Lucky for you that she's revealing her true nature before you get married. And no, you don't wait to see what she wants, like some desperate, sad little boy (Pick me! Pick me!) Be the kind of strong, confident man who doesn't tolerate her behavior. Better to end it now than have to endure this stuff when you have kids and other investments.


----------



## Yeswecan (Jul 25, 2014)

*Re: Need good advice*

slathgarner, I had the same situation. Ring, wedding talk, fiance, yadda yadda, some other guy just kissing. Yadda yadda. Retrieved the ring and walked away never looking back. Best decision I ever made. 

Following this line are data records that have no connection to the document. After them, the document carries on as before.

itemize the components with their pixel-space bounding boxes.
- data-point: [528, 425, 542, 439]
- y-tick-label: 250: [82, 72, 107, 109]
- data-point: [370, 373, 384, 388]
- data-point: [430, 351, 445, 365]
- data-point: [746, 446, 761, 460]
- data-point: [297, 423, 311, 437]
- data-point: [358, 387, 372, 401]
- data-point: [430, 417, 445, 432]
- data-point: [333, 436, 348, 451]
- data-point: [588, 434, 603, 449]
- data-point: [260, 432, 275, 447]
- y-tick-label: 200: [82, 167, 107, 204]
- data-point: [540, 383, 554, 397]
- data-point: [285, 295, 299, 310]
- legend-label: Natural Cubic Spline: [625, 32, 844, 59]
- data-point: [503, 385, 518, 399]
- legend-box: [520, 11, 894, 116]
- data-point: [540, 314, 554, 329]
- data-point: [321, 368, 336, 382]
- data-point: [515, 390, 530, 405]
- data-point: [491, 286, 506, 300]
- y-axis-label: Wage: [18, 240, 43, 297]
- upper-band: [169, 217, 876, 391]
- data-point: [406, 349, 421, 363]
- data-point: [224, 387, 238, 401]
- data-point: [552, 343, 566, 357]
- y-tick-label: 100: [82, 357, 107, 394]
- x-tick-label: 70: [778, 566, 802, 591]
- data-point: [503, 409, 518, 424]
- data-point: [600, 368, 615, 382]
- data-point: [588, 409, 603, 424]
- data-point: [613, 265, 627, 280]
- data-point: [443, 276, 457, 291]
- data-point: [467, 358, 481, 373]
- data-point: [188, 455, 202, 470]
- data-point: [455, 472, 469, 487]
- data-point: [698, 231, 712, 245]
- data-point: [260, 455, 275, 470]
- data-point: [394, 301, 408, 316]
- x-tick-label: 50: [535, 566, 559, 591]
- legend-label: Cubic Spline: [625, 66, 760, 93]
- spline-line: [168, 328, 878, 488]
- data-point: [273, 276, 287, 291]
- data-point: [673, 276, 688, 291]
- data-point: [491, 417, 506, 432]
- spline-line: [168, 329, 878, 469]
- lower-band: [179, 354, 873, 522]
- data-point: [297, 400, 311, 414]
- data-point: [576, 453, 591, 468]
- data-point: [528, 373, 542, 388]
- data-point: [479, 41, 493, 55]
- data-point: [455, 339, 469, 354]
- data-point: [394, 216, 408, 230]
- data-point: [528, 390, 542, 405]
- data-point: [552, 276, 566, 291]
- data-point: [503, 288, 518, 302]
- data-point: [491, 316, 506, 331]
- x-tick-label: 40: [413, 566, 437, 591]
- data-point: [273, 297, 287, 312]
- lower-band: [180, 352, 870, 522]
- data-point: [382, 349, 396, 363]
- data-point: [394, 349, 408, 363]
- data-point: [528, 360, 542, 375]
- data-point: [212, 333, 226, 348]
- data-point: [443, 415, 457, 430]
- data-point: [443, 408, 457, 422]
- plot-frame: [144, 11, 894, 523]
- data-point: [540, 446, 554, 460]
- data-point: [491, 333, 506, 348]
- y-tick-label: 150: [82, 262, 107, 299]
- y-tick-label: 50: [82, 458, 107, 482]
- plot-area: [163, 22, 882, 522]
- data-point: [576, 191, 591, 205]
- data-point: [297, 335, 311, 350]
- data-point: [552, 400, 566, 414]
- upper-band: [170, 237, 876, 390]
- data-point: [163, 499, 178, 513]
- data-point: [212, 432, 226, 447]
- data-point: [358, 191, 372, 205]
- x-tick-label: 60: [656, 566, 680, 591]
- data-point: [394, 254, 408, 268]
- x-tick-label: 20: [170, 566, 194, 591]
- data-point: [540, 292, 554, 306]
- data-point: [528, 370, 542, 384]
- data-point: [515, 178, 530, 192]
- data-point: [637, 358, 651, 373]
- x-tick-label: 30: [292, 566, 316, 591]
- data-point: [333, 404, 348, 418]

Moving back to your old state will not change a thing except the PA will be much harder now that the OM she is only just kissing is a few states away. 

Run....


----------



## Yeswecan (Jul 25, 2014)

tryingpatience said:


> Your other post offers some clues as to what is going on. There is another man and she is cheating. That's why she can't decide on what she wants. You need to decide what you want to do. But know that you can't fix anything on your own.
> 
> If she is in limbo over your relationship you need to walk away and do the 180.


Bingo. 

You could do cartwheels all day. She has a new interest. That is the problem.


----------



## EleGirl (Dec 3, 2011)

*Re: Need good advice*

Your fiance is having an affair. 

It's highly doubtful that she has only "just" kissed the guy. Though does that really matter? 

The reason she says that she does not know what she wants is that the other guy has not asked her to marry him. So she's waiting until he does to dump you. Of course he probably never will. So you are the fallback guy. She would rather marry him. But if that does not work out, you will do.

You need to realize that this is an affair. She is seriously disrespecting you and cheating. 

Do you know who this guy is by the way?

You need to just pack up and move back to your home state. Just tell her that you are done and go. Your relationship is over. Thank goodness this happened before you married her.


----------



## EleGirl (Dec 3, 2011)

*Re: Need good advice*

How long have you known about her affair?


----------



## tech-novelist (May 15, 2014)

*Re: Need good advice*

Oops, I see you have a child together. That makes it much more difficult. Sorry to hear you are in this mess.


----------



## EleGirl (Dec 3, 2011)

slathgarner,

You have another thread. Between the two threads, it sounds like you are talking about two different relationships. Your fiance is having an affair. That's some important info you left off this thread. If you want useful input then keep your story on one thread. I'm going to combine your threads so that readers adn see the whole story.


----------